Le réseau routier camerounais, longtemps pointé du doigt pour ses insuffisances, fait désormais l’objet d’un vaste programme de modernisation lancé par le gouvernement. Objectif : désenclaver les zones rurales, fluidifier les échanges commerciaux et stimuler la croissance économique.
Le plan national des infrastructures routières 2025-2030 prévoit la réhabilitation de plus de 5 000 km de routes, dont plusieurs axes stratégiques reliant les grands pôles économiques du pays, notamment Douala, Yaoundé, Bafoussam, Garoua et Bertoua.
Les priorités portent sur la construction d’axes transfrontaliers, facilitant l’intégration sous-régionale avec le Tchad, la Guinée équatoriale et le Gabon. Ces corridors jouent un rôle crucial pour le commerce interafricain et l’essor des exportations locales.

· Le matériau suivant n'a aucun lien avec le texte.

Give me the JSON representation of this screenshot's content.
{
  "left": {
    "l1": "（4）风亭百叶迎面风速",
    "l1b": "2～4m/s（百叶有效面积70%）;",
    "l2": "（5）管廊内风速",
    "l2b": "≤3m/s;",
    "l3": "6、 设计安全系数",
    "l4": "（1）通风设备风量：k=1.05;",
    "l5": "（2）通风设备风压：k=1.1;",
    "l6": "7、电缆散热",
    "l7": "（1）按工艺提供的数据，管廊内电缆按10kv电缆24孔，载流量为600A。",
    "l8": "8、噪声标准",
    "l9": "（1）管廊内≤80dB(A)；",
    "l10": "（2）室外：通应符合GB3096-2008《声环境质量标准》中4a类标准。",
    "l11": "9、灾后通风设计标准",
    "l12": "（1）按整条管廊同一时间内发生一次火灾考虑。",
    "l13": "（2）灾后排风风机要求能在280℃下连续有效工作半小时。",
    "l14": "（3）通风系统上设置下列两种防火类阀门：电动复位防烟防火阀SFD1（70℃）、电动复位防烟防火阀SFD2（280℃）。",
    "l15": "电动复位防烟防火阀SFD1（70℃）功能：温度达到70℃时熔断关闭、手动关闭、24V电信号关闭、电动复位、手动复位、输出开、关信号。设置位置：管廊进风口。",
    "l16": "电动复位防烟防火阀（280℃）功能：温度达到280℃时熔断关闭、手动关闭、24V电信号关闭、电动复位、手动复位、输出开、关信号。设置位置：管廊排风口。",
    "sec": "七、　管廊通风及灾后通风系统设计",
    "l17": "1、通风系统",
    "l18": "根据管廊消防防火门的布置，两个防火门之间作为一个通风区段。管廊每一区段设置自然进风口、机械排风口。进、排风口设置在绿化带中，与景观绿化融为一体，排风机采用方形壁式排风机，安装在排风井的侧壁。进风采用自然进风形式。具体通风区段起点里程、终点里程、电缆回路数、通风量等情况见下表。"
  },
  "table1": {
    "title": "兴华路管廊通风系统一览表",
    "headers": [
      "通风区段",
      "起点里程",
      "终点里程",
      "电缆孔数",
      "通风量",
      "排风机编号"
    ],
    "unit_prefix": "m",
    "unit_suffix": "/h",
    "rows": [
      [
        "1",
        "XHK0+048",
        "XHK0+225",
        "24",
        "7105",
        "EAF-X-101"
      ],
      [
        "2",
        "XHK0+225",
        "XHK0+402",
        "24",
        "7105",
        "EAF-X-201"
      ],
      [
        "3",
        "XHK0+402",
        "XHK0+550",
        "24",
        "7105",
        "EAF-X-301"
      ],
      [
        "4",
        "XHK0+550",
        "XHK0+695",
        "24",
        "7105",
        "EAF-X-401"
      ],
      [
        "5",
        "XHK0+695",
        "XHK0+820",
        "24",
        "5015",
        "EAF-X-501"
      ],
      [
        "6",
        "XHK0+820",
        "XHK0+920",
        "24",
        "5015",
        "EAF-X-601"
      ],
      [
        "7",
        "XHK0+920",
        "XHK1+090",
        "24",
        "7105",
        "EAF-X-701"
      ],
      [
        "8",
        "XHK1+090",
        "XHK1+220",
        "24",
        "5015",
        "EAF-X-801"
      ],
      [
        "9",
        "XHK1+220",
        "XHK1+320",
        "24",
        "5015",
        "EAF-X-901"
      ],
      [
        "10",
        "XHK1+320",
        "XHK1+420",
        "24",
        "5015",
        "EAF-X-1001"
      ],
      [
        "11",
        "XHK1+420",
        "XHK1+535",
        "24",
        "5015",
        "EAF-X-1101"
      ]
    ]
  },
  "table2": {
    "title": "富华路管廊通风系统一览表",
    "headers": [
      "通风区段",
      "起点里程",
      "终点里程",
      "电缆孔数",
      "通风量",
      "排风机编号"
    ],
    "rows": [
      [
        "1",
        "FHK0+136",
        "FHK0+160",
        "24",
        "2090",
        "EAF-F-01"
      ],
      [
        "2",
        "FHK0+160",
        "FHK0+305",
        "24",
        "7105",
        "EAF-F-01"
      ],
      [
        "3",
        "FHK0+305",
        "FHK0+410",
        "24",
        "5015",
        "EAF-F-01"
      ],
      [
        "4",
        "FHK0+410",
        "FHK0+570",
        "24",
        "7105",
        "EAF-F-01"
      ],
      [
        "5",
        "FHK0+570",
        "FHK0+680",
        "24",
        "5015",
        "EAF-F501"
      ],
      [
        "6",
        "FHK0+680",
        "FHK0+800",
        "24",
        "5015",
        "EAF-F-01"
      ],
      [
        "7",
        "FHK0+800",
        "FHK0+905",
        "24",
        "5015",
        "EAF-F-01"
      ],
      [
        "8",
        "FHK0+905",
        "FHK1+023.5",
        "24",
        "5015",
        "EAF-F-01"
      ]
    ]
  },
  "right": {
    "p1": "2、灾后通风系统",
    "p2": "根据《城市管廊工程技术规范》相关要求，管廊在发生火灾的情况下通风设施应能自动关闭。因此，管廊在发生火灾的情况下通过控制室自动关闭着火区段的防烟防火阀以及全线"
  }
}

Les autorités ont également misé sur la sécurisation du réseau routier : modernisation de la signalisation, réduction des points noirs d’accidents et promotion de la maintenance préventive. Parallèlement, des projets de routes bitumées rurales sont en cours pour rapprocher les producteurs agricoles des marchés urbains.
Cette stratégie s’inscrit dans une vision plus large : connecter les Camerounais entre eux et au monde. En favorisant la mobilité, l’État entend renforcer la cohésion nationale, réduire les disparités régionales et attirer davantage d’investissements privés.
Le Cameroun veut ainsi faire de la route non seulement un outil logistique, mais aussi un symbole de progrès et d’unité nationale.